Publié le par Hélène

♥ ♥

Paolo et Luisa sont à bord du même bateau qui les emmène sur l'Ile sur laquelle est située la prison de haute sécurité dans laquelle sont emprisonnés leurs proches. Le fils de Paolo a été condamné pour actes terroristes, quand le mari de Luisa, un homme violent, a tué deux hommes. A l'issue de la visite, le mistral empêche le bateau de quitter l'île, obligeant Luisa et Paolo à dormir sur place, logés et surveillés par le gardien Nitti Pierfrancesco. Une étrange complicité se lie alors entre les trois protagonistes en ce lieu alliant violence de l'univers carcéral et beauté de la nature.

"Il repensa aussi à toutes les choses vues aujourd'hui dont il n'aurait su dire le nom. Les drôles d'oiseaux au corps ramassé qui scrutaient l'eau pendant que Nitti pêchait. La grande variété d'arbres qui bordaient le chemin de terre. Les rochers de consistance et de couleur si différentes."

Luisa et Jacob sont deux personnes très seules, elle est seule à élever ses cinq enfants et à s'occuper de sa ferme, et lui a perdu sa femme peu de temps après l'arrestation de son fils. Nitti, quant à lui, s'éloigne de sa femme, il est gagné peu à peu par ce métier qui aliène l'humanité des hommes et a honte de ce qu'il devient. Ensemble, ils effectuent un voyage vers la lumière, vers l'humanité et la joie grâce aussi à la beauté de l'île.

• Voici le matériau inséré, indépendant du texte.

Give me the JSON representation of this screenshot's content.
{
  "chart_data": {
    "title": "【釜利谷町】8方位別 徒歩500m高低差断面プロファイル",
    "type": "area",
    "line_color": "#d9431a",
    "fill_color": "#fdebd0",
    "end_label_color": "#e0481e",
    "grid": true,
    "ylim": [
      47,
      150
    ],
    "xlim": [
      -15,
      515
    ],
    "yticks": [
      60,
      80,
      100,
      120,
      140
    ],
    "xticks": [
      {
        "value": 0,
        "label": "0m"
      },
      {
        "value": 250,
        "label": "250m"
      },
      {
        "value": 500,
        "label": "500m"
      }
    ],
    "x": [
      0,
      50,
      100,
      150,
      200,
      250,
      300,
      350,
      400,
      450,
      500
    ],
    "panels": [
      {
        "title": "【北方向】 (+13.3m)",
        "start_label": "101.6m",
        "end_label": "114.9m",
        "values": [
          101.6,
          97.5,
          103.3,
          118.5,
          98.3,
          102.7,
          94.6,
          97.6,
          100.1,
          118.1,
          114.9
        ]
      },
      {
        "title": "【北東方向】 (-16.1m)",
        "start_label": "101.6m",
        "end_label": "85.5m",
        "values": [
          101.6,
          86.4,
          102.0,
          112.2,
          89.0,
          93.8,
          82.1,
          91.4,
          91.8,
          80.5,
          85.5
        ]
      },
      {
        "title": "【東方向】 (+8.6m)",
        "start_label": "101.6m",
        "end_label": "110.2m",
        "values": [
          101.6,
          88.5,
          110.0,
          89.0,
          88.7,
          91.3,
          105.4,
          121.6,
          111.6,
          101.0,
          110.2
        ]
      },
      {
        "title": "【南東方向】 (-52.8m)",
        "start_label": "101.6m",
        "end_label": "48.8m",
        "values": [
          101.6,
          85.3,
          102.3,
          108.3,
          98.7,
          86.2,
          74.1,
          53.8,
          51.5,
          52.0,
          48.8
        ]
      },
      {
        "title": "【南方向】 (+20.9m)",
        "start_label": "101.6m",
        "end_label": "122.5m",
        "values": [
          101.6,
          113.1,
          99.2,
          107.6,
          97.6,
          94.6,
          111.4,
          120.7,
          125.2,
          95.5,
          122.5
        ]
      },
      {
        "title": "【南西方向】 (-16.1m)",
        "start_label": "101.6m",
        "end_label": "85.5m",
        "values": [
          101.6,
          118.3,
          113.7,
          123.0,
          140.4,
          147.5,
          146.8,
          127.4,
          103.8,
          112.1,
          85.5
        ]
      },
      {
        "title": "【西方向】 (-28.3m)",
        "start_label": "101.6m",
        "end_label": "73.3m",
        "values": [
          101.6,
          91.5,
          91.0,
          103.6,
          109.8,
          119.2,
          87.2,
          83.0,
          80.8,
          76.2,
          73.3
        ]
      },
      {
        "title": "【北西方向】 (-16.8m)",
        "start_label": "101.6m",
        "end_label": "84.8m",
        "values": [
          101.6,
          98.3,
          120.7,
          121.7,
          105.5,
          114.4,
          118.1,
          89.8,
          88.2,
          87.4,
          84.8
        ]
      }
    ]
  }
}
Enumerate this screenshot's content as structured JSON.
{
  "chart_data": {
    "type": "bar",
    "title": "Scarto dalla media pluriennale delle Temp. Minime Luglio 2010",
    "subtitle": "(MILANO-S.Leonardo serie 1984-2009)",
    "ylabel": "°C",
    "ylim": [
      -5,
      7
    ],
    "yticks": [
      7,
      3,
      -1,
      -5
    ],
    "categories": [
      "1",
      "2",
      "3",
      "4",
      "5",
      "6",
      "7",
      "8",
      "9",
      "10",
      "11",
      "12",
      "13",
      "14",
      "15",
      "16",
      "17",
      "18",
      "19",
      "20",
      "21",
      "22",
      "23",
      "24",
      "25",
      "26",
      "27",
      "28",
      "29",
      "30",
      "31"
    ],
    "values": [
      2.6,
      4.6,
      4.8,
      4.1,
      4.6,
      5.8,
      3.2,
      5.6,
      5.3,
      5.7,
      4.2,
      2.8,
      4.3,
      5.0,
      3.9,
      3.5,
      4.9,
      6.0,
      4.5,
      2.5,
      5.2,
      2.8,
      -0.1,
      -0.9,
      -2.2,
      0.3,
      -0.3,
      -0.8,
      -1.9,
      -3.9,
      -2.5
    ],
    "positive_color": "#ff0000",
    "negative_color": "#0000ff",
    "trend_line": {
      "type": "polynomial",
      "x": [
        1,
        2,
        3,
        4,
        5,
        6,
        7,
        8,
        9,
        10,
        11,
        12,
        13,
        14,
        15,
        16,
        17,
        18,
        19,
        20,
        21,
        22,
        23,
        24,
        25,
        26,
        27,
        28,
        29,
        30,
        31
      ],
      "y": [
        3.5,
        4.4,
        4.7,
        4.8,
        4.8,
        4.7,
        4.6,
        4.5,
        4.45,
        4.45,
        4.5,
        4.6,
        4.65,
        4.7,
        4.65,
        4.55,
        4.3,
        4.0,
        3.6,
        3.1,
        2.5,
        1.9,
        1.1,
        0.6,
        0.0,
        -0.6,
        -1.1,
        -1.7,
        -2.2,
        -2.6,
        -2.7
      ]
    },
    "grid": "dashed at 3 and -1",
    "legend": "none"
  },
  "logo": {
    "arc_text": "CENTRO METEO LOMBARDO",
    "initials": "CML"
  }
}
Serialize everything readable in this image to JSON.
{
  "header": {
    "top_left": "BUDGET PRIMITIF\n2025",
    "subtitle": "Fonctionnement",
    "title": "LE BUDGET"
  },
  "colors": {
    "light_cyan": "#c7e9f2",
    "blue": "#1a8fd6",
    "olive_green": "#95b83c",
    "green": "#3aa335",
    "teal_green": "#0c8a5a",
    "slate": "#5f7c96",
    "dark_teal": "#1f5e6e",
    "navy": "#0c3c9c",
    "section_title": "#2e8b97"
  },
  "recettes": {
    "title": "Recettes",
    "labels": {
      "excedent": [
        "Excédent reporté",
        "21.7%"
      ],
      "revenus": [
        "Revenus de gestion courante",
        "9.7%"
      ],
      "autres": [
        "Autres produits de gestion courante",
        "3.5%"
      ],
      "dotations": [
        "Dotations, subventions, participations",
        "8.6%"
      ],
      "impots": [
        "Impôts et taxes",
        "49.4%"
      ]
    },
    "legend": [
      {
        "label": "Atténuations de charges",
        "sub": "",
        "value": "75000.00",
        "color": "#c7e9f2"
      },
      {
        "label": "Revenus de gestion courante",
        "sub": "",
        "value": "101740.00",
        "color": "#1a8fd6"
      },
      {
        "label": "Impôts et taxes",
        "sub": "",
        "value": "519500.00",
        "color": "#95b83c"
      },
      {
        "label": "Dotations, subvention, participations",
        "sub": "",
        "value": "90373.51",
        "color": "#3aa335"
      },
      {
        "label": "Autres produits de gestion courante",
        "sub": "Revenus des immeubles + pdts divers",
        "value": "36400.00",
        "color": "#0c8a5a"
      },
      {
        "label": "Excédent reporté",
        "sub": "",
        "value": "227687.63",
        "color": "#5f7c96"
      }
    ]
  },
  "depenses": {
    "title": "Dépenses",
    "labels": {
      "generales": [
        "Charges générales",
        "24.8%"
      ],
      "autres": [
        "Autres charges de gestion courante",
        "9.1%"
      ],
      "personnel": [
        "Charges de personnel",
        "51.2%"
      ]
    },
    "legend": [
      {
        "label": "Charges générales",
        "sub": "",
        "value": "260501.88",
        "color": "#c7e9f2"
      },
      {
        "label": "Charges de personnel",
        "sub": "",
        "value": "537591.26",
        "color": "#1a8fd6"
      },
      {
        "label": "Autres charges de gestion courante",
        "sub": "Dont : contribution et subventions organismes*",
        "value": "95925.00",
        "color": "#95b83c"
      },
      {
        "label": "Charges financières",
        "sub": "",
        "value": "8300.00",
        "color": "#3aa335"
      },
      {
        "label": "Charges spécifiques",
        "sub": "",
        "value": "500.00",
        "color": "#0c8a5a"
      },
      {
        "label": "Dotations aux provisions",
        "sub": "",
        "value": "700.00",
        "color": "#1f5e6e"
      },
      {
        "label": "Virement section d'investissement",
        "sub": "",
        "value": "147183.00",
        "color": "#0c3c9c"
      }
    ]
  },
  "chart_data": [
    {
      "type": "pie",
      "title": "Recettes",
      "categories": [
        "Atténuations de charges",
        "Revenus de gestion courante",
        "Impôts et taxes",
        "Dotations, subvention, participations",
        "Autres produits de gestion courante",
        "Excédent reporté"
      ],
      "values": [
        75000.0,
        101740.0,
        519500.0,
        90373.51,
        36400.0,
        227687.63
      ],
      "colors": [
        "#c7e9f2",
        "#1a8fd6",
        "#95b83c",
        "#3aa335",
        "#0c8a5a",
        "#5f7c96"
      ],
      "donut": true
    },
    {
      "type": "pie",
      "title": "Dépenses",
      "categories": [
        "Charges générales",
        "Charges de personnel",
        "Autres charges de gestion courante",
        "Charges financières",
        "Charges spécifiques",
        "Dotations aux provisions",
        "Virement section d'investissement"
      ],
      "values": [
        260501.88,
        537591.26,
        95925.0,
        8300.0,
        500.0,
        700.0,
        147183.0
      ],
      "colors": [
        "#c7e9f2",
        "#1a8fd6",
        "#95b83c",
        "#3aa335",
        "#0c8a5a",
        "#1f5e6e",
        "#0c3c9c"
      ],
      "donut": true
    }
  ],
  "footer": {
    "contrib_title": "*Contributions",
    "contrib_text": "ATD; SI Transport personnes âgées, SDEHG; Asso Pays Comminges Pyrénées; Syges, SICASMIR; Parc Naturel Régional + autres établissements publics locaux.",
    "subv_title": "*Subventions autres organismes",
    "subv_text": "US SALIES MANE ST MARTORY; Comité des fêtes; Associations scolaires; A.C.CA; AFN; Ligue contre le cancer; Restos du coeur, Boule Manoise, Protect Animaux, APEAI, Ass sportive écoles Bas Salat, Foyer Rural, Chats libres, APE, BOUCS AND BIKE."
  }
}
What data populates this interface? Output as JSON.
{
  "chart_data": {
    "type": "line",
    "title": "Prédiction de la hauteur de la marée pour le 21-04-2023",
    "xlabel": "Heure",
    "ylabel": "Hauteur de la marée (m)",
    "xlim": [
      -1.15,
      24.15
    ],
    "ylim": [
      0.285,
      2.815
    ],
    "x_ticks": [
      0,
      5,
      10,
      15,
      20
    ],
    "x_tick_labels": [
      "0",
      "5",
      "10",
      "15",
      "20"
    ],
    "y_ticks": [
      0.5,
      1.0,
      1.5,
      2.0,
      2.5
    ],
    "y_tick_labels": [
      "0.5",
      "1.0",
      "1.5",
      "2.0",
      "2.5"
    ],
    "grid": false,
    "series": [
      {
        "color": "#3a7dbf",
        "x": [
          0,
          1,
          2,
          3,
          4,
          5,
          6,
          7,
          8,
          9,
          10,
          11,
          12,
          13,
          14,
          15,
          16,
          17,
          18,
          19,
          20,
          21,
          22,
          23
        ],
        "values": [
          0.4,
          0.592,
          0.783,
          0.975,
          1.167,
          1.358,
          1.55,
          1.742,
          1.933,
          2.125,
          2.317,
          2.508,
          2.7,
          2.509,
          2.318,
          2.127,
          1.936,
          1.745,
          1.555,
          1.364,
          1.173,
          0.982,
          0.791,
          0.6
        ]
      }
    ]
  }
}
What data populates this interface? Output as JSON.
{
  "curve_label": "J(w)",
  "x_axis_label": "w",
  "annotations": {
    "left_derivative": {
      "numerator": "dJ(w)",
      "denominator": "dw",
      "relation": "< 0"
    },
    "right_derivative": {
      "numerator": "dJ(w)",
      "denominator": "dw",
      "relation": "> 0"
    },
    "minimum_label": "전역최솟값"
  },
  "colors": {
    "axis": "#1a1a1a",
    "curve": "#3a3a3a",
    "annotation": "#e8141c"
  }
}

L'île d'Asinara, http://www.gusto-arte.fr/

Par le biais de ces beaux personnages, Francesca Melandri  met en lumière l'impact de la prison vu de l'extérieur, du point de vue de ceux qui sont libres, gardiens carcéraux, ou famille des détenus. Au-delà de cet univers, elle nous parle de ces rencontres subtiles, inattendues et pourtant tellement puissantes que leurs vagues sismiques n'en finissent pas de se faire ressentir dans les âmes...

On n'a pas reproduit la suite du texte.